Gómez alertó sobre el precedente peligroso que representa la operación de Estados Unidos, indicando que este tipo de acciones podrían tener implicaciones serias para la región y el orden internacional. España reafirmó su compromiso con el diálogo, la paz y la resolución pacífica de conflictos, señalando que la estabilidad en Venezuela solo puede lograrse a través de un proceso interno que respete los derechos y la soberanía del pueblo venezolano.
El papel de España en la respuesta internacional
El ministro de Asuntos Exteriores, José Manuel Albares, indicó que España ha liderado la reacción internacional ante la intervención de Trump, en coordinación con países latinoamericanos como Brasil, Chile, Colombia, México y Uruguay, así como con la Unión Europea. Según Albares, los primeros párrafos del comunicado de la UE sobre Venezuela, firmados por España, reflejan de manera clara y contundente el respeto al derecho internacional y los principios democráticos.
Albares destacó que esta operación constituye un “peligrosísimo precedente” y abogó por un rearme moral de los principios democráticos en el ámbito internacional. Asimismo, España mantiene contacto con la vicepresidenta ejecutiva de Venezuela, Delcy Rodríguez, con el objetivo de promover la liberación de presos políticos españoles y reforzar los canales de diálogo.
Derechos Humanos y soberanía como prioridades
España subraya que la estabilidad y la democracia no pueden imponerse por la fuerza. La cooperación internacional y la defensa de los Derechos Humanos son fundamentales para garantizar la paz y la seguridad regional. En este sentido, Gómez insistió en que los recursos naturales de Venezuela son parte integral de su soberanía y no deben ser objeto de intervención externa.
La postura española refuerza la importancia de un orden internacional basado en reglas, donde la legalidad y el respeto mutuo entre Estados sean la base de las relaciones internacionales.
Tensiones con Groenlandia y el ejemplo europeo
El contexto internacional también ha tensionado las relaciones con Estados Unidos en torno a Groenlandia, territorio autónomo de Dinamarca.
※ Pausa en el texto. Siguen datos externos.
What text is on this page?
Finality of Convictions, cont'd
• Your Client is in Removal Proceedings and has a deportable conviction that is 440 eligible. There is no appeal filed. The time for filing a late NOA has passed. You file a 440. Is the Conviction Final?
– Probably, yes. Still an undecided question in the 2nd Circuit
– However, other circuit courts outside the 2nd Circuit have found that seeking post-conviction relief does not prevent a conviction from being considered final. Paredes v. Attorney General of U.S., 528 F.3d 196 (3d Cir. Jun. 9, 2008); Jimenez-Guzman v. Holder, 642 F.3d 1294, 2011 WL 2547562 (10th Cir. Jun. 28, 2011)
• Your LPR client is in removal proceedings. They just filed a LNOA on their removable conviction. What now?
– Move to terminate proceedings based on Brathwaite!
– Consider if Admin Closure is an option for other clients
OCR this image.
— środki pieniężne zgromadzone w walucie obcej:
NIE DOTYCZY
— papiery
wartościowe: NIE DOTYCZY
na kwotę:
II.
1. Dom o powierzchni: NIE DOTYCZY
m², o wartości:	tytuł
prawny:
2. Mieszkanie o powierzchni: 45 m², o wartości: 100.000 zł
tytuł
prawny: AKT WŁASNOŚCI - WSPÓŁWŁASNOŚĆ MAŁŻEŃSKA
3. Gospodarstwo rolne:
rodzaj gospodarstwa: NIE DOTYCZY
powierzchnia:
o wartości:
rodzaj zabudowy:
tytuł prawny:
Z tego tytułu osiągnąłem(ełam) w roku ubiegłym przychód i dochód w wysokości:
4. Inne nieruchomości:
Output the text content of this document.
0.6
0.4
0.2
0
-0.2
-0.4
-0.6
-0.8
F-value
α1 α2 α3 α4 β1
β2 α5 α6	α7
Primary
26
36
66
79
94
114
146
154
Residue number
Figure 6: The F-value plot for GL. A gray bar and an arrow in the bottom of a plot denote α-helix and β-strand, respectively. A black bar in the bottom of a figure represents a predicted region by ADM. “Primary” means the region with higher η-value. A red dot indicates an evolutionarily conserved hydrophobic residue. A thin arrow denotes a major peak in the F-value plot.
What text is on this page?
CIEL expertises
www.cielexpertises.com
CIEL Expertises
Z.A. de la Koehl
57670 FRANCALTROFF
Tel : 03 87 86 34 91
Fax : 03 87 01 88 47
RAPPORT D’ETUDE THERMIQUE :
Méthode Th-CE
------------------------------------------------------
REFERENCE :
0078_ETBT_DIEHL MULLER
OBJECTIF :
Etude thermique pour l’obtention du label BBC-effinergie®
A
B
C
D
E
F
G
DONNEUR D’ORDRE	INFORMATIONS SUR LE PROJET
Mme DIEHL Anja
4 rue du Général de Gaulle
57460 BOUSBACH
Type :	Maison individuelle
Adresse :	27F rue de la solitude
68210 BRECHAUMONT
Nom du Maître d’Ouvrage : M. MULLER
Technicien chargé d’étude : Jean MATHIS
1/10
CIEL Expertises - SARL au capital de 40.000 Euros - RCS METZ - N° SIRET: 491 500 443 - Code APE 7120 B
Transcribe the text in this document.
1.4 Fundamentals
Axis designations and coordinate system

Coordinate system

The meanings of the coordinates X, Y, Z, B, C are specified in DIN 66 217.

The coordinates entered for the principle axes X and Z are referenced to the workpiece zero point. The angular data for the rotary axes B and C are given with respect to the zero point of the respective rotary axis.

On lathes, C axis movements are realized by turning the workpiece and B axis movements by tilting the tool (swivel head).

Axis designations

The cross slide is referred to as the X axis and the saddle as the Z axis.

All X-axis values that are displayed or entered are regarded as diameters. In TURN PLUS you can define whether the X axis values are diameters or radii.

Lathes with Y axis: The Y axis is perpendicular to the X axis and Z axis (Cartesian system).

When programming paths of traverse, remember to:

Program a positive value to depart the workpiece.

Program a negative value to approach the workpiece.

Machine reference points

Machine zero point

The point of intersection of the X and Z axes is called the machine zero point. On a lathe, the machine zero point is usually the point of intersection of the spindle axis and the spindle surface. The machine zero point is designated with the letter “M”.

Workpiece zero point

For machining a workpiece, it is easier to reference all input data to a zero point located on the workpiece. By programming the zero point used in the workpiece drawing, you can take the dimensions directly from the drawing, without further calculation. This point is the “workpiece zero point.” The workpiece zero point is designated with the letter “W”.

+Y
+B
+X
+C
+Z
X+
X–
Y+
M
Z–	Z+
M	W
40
Países nórdicos como Suecia, Finlandia, Noruega e Islandia han defendido la soberanía de Groenlandia frente a los intereses de Trump, recordando que ningún país puede imponer su control mediante la fuerza. La primera ministra danesa, Mette Frederiksen, enfatizó que “Groenlandia no está en venta”, mensaje respaldado por sus aliados regionales.
Estas tensiones refuerzan la posición española frente a la intervención en Venezuela, subrayando que el respeto a la soberanía y al derecho internacional es esencial para evitar conflictos internacionales.
España, puente entre Europa y América Latina
España trabaja para consolidarse como voz de referencia en Europa y América Latina, promoviendo soluciones pacíficas a los conflictos. La postura de Madrid combina diplomacia activa, cooperación internacional y defensa de los Derechos Humanos, insistiendo en que cualquier solución en Venezuela debe surgir de un diálogo interno entre venezolanos, sin imposiciones externas.
Al mismo tiempo, España mantiene una presencia estratégica en la región, considerando tanto los intereses económicos y empresariales como la protección de la comunidad española en Venezuela, que suma unos 200.000 ciudadanos.